Nos élus ont donc eu l’idée de le bidouiller un peu. Pour gonfler l’excédent de leur budget de fonctionnement, ils lui ajoutent le produit de la vente annuelle des bijoux de famille (les propriétés immobilières de la ville), qui rapporte environ 200 millions d’euros par an. En utilisant comme dénominateur, ce nouveau concept comptable unique en France, finement baptisé «capacité de financement», les choses deviennent plus présentables, puisque la durée de remboursement théorique passe à moins de dix ans. Dans un rapport de 2016, les magistrats de la Chambre régionale des comptes s’émeuvent de cette grosse ficelle.
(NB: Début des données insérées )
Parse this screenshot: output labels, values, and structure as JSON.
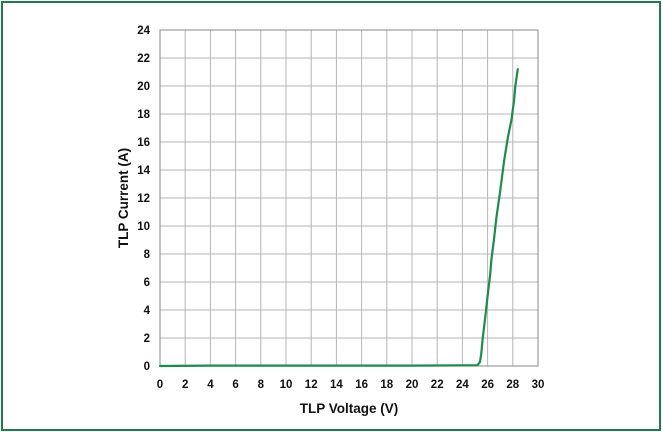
{
  "chart_data": {
    "type": "line",
    "title": "",
    "xlabel": "TLP Voltage (V)",
    "ylabel": "TLP Current (A)",
    "xlim": [
      0,
      30
    ],
    "ylim": [
      0,
      24
    ],
    "x_ticks": [
      "0",
      "2",
      "4",
      "6",
      "8",
      "10",
      "12",
      "14",
      "16",
      "18",
      "20",
      "22",
      "24",
      "26",
      "28",
      "30"
    ],
    "y_ticks": [
      "0",
      "2",
      "4",
      "6",
      "8",
      "10",
      "12",
      "14",
      "16",
      "18",
      "20",
      "22",
      "24"
    ],
    "grid": true,
    "legend": "none",
    "colors": {
      "line": "#1e8a4c",
      "frame": "#1f7a50",
      "grid": "#b4b4b4"
    },
    "series": [
      {
        "points": [
          [
            0,
            0
          ],
          [
            4,
            0.03
          ],
          [
            10,
            0.03
          ],
          [
            20,
            0.03
          ],
          [
            24,
            0.04
          ],
          [
            25.2,
            0.06
          ],
          [
            25.4,
            0.3
          ],
          [
            25.5,
            0.9
          ],
          [
            25.6,
            1.9
          ],
          [
            25.8,
            3.4
          ],
          [
            26.0,
            5.0
          ],
          [
            26.2,
            6.5
          ],
          [
            26.3,
            7.6
          ],
          [
            26.5,
            9.0
          ],
          [
            26.7,
            10.6
          ],
          [
            27.0,
            12.5
          ],
          [
            27.3,
            14.6
          ],
          [
            27.6,
            16.3
          ],
          [
            27.9,
            17.6
          ],
          [
            28.1,
            19.0
          ],
          [
            28.2,
            20.0
          ],
          [
            28.4,
            21.2
          ]
        ]
      }
    ]
  }
}
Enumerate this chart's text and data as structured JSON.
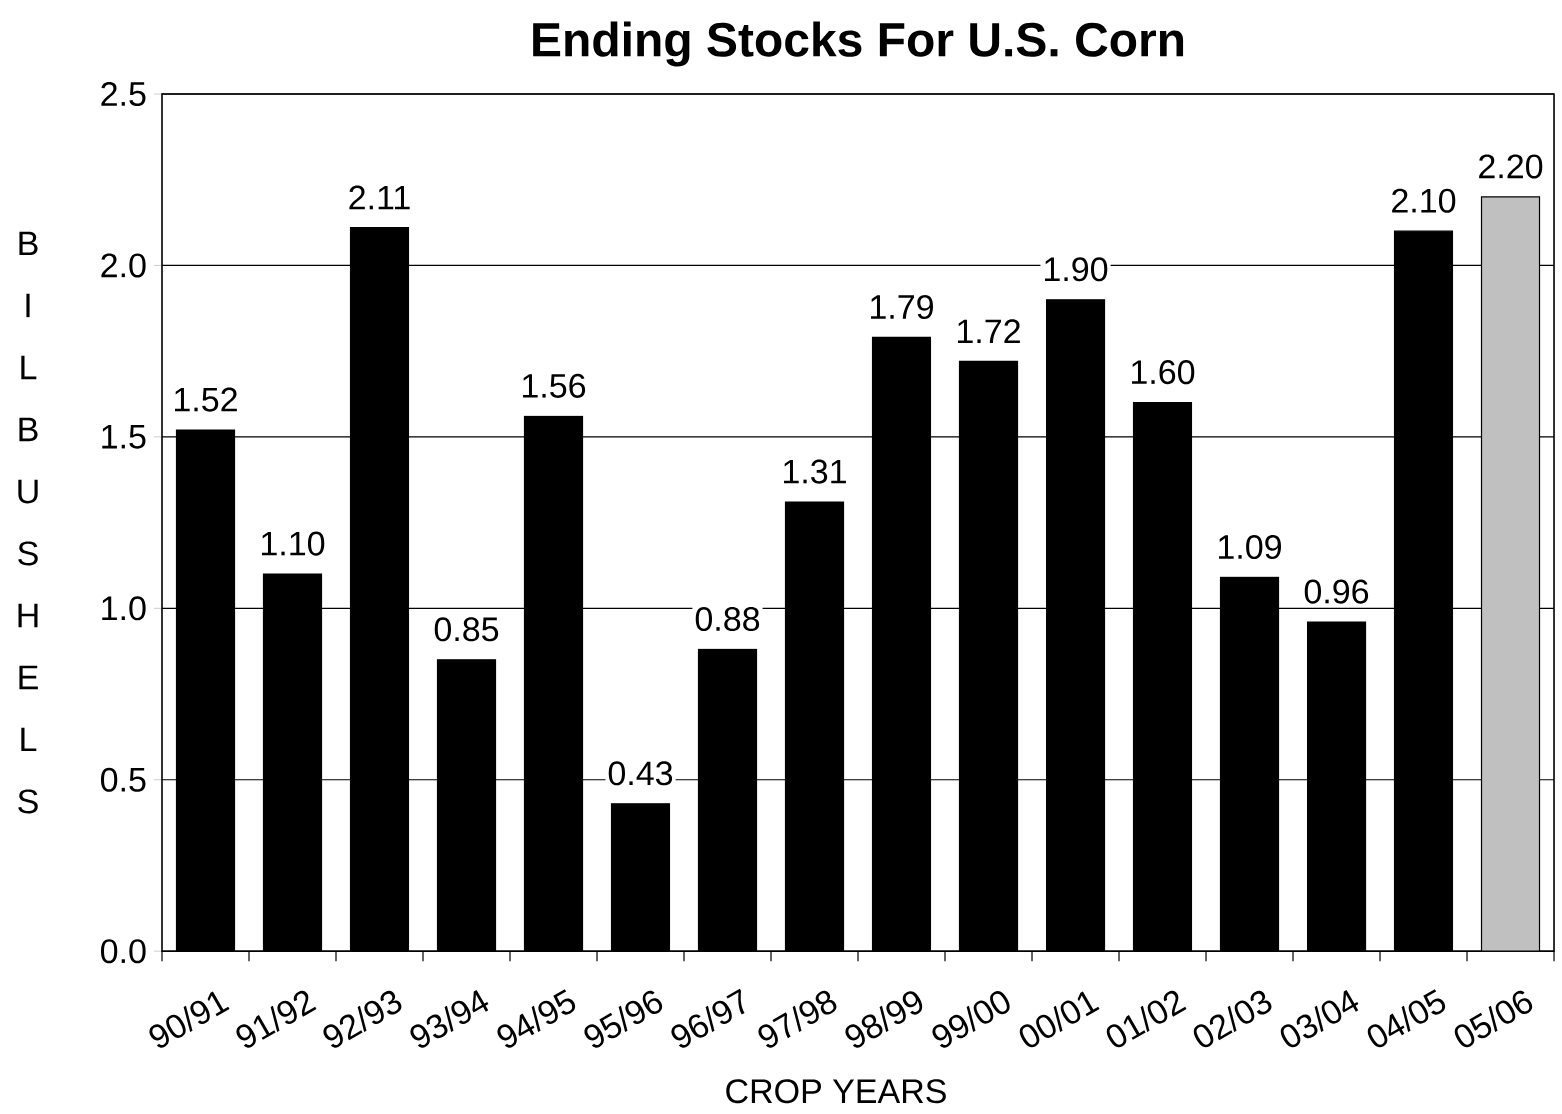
{
  "chart_data": {
    "type": "bar",
    "title": "Ending Stocks For U.S. Corn",
    "xlabel": "CROP YEARS",
    "ylabel": "B I L B U S H E L S",
    "categories": [
      "90/91",
      "91/92",
      "92/93",
      "93/94",
      "94/95",
      "95/96",
      "96/97",
      "97/98",
      "98/99",
      "99/00",
      "00/01",
      "01/02",
      "02/03",
      "03/04",
      "04/05",
      "05/06"
    ],
    "values": [
      1.52,
      1.1,
      2.11,
      0.85,
      1.56,
      0.43,
      0.88,
      1.31,
      1.79,
      1.72,
      1.9,
      1.6,
      1.09,
      0.96,
      2.1,
      2.2
    ],
    "colors": [
      "#000000",
      "#000000",
      "#000000",
      "#000000",
      "#000000",
      "#000000",
      "#000000",
      "#000000",
      "#000000",
      "#000000",
      "#000000",
      "#000000",
      "#000000",
      "#000000",
      "#000000",
      "#c0c0c0"
    ],
    "value_labels": [
      "1.52",
      "1.10",
      "2.11",
      "0.85",
      "1.56",
      "0.43",
      "0.88",
      "1.31",
      "1.79",
      "1.72",
      "1.90",
      "1.60",
      "1.09",
      "0.96",
      "2.10",
      "2.20"
    ],
    "ylim": [
      0,
      2.5
    ],
    "yticks": [
      {
        "value": 0,
        "label": "0.0"
      },
      {
        "value": 0.5,
        "label": "0.5"
      },
      {
        "value": 1.0,
        "label": "1.0"
      },
      {
        "value": 1.5,
        "label": "1.5"
      },
      {
        "value": 2.0,
        "label": "2.0"
      },
      {
        "value": 2.5,
        "label": "2.5"
      }
    ],
    "grid": "y"
  }
}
Impôts : la facture grimpe pour les Parisiens

Quant aux impôts… En bonne communicante, Anne Hidalgo a pris soin de ne pas toucher aux taux des taxes foncière et d’habitation, sur lesquels la presse a les yeux rivés. Mais elle a fait valser celui de la taxe de séjour, gonflé de 18% celui des droits de mutation (au point que ces derniers, les fameux «frais de notaire», sont devenus la première recette de la capitale), triplé celui de la taxe sur les résidences secondaires, fait exploser de 17 à 50 euros le montant des amendes de stationnement et ajusté à la hausse tout un tas de redevances dues par les administrés. Du coup, à périmètre égal, la note pour les Parisiens a grimpé de plus de 20% depuis l’arrivée de l’élue.

Cela n’empêche pas cette dernière de continuer à répéter partout qu’elle a tenu son engagement de ne pas augmenter les impôts. Et de reformuler sans rire la même promesse pour les cinq années à venir, au cas où elle serait réélue. Dans son rapport de 2016, la Chambre régionale des comptes lui avait pourtant enjoint en termes polis de cesser de mentir. «La ville devra veiller dans sa communication financière à prévenir toute ambiguïté entre les notions de stabilité de la fiscalité et celle, plus restrictive, de stabilité des impôts locaux», écrivaient avec tact les magistrats. Anne Hidalgo n’a pas suivi leurs conseils…

Selon les calculs de Capital, en tenant compte des droits de mutation, un ménage propriétaire qui change de logement tous les quinze ans paie en moyenne 3.419 euros d’impôts par an à Lyon, 3.797 euros à Marseille, 4.193 euros à Bordeaux, et 4.854 euros dans la capitale. Le mythe de l’heureux parisien moins imposé que les autres ne tient plus du tout la route.